14.6.1. Cross-References

These have 2 parts: a label, and a reference.

The label is <... id="...">. ie an id on the element you want to refer to.

The reference is <xref linkend="..." >. The linkend should refer to an id somewhere else in the same document (not necessarily the same file as the README's consist of multiple files). The section naem will be inserted automatically at site of the <xref>.

14.6.2. URLs

This is <ulink url="...">...</ulink>. The url will be active only for HTML. The text will be used at all times. eg:

    See the <ulink url="http://www.dosemu.org/">DOSEMU website</ulink>.
Which will appear as See the DOSEMU website.

14.6.3. Email addresses

Whilst it is possible to do insert email addresses as URLs there is a better way. Simply enclose the address in <email>...</email>. eg:

    <email>alistair@slitesys.demon.co.uk</email>

14.7. References

Here are a few other places to find information about writing using DocBook.

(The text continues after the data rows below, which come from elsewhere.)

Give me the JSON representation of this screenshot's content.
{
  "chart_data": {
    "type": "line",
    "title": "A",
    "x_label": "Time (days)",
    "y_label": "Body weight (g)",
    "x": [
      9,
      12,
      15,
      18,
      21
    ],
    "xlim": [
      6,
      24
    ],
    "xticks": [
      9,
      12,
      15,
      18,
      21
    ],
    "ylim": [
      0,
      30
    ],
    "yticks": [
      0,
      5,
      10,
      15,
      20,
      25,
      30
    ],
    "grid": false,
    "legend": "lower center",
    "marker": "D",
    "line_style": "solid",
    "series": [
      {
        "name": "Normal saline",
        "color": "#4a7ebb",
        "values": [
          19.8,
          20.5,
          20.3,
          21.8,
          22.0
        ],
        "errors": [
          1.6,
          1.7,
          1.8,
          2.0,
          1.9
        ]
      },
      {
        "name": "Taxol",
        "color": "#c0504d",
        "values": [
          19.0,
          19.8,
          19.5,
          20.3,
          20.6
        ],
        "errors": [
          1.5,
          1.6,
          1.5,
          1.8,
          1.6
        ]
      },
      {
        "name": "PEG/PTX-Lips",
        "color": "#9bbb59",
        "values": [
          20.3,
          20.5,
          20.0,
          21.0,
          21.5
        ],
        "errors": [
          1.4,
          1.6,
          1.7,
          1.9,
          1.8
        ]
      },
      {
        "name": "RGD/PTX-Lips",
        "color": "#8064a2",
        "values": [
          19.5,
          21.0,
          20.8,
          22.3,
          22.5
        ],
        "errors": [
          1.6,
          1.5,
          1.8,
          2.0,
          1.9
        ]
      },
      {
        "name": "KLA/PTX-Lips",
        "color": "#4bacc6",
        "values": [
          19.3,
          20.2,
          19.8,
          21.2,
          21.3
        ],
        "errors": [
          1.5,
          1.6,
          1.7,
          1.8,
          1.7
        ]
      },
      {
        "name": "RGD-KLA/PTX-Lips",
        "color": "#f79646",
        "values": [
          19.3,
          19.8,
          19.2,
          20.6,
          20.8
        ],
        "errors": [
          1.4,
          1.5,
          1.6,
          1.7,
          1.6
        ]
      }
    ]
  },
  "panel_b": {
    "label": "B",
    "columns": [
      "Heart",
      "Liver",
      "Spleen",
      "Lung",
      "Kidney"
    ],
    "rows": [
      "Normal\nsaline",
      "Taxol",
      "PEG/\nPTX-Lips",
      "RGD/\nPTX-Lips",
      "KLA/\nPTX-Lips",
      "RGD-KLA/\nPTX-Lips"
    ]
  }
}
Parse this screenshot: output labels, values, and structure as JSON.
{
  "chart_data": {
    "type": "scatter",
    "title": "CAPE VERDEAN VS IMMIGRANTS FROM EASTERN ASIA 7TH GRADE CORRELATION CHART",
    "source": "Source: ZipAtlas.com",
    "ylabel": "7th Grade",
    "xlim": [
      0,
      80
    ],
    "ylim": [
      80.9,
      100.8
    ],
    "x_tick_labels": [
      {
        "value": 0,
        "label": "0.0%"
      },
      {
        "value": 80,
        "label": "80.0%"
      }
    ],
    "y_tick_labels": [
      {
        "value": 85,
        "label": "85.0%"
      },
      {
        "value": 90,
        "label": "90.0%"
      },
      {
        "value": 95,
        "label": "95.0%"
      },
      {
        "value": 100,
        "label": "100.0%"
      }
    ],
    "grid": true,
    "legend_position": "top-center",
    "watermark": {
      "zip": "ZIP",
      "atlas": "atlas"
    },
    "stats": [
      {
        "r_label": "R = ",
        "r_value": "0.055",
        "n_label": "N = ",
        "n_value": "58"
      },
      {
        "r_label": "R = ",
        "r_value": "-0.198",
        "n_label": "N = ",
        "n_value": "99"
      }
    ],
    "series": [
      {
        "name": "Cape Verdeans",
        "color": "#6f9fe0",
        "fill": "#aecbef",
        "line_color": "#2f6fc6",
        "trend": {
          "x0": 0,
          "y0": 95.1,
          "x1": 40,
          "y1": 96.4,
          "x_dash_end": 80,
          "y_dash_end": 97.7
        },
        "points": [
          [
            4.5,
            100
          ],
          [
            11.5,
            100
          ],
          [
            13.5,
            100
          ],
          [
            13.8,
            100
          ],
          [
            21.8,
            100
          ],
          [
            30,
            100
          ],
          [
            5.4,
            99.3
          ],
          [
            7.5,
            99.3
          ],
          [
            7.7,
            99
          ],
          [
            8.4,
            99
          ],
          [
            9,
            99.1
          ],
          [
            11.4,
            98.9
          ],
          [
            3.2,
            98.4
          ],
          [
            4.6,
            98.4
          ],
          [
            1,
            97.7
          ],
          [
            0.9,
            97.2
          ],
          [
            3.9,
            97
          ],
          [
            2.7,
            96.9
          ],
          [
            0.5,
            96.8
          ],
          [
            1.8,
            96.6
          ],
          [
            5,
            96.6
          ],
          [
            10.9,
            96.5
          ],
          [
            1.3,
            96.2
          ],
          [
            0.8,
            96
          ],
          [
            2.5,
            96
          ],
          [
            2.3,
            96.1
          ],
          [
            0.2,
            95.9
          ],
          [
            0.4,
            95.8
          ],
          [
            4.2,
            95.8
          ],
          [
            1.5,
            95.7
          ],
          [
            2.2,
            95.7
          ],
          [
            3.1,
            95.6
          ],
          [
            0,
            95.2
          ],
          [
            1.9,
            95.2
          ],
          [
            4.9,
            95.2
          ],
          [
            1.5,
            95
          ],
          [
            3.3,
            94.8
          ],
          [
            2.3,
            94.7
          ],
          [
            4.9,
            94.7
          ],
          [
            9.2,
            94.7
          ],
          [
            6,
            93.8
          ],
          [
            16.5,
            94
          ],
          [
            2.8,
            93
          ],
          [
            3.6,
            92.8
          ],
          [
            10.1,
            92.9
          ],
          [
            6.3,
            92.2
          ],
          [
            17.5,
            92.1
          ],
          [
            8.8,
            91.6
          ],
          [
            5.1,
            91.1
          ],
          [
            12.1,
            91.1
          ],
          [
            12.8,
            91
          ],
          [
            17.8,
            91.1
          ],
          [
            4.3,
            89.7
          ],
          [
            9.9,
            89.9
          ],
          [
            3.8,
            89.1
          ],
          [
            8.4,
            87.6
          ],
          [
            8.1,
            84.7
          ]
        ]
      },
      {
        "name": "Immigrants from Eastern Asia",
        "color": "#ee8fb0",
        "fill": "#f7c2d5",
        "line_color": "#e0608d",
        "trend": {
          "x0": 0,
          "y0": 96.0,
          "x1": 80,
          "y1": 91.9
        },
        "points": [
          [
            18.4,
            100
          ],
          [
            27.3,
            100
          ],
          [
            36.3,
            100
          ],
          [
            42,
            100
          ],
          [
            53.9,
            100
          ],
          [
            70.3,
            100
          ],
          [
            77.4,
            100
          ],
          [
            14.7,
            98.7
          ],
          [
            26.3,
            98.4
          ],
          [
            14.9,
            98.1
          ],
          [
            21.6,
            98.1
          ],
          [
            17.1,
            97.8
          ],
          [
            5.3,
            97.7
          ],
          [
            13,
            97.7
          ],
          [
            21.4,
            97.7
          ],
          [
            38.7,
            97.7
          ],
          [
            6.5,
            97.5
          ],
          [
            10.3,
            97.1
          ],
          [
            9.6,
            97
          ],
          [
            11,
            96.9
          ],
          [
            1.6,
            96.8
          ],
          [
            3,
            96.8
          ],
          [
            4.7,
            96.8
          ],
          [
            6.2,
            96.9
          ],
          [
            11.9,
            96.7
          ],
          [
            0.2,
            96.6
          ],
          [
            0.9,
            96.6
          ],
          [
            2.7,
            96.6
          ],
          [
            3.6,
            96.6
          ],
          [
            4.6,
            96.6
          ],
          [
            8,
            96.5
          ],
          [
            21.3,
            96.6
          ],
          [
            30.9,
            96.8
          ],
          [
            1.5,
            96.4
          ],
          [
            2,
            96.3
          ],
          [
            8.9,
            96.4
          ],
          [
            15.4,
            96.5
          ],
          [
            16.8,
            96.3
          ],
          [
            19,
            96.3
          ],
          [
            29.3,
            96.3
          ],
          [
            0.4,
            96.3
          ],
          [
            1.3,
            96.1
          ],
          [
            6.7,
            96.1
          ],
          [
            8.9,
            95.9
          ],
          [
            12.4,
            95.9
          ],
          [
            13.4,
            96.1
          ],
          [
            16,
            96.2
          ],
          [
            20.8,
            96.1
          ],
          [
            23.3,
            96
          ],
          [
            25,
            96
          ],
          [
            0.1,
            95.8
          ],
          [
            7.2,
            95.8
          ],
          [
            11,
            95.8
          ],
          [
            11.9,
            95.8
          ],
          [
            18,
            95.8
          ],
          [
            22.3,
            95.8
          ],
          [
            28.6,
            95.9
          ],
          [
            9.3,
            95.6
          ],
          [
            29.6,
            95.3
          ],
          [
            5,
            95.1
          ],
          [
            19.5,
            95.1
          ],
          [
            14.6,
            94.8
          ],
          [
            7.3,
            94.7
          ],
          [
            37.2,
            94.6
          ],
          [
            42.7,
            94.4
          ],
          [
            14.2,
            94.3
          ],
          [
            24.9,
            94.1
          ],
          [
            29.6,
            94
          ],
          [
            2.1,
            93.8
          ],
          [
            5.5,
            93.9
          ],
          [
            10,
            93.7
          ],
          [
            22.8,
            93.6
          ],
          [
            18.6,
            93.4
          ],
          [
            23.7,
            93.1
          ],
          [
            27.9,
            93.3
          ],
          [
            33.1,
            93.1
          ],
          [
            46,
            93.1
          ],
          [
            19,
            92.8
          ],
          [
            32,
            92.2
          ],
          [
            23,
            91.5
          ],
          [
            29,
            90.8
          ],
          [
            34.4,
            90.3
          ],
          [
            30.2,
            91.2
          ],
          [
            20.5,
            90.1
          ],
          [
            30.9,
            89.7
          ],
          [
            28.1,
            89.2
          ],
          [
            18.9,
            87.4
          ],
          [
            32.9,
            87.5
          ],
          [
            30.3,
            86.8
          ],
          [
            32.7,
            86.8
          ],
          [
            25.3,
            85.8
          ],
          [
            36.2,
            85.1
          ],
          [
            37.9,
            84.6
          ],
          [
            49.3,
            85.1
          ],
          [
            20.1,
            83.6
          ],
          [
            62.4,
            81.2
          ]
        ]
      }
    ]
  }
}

http://www.docbook.org/tdg/

``DocBook: The Definitive Guide'' is a complete reference to DocBook. It is an O'Reilly book, which is also readable online.

http://metalab.unc.edu/godoy/using-docbook/using-docbook.html

This is a basic guide to DocBook.

http://www.linuxdoc.org/HOWTO/HOWTO-HOWTO/index.html

Part of the Linux Documentation Project (LDP) this is a guide to writing HOWTO's specifically, but covers DocBook in general as this is now the preferred MarkUp for the LDP.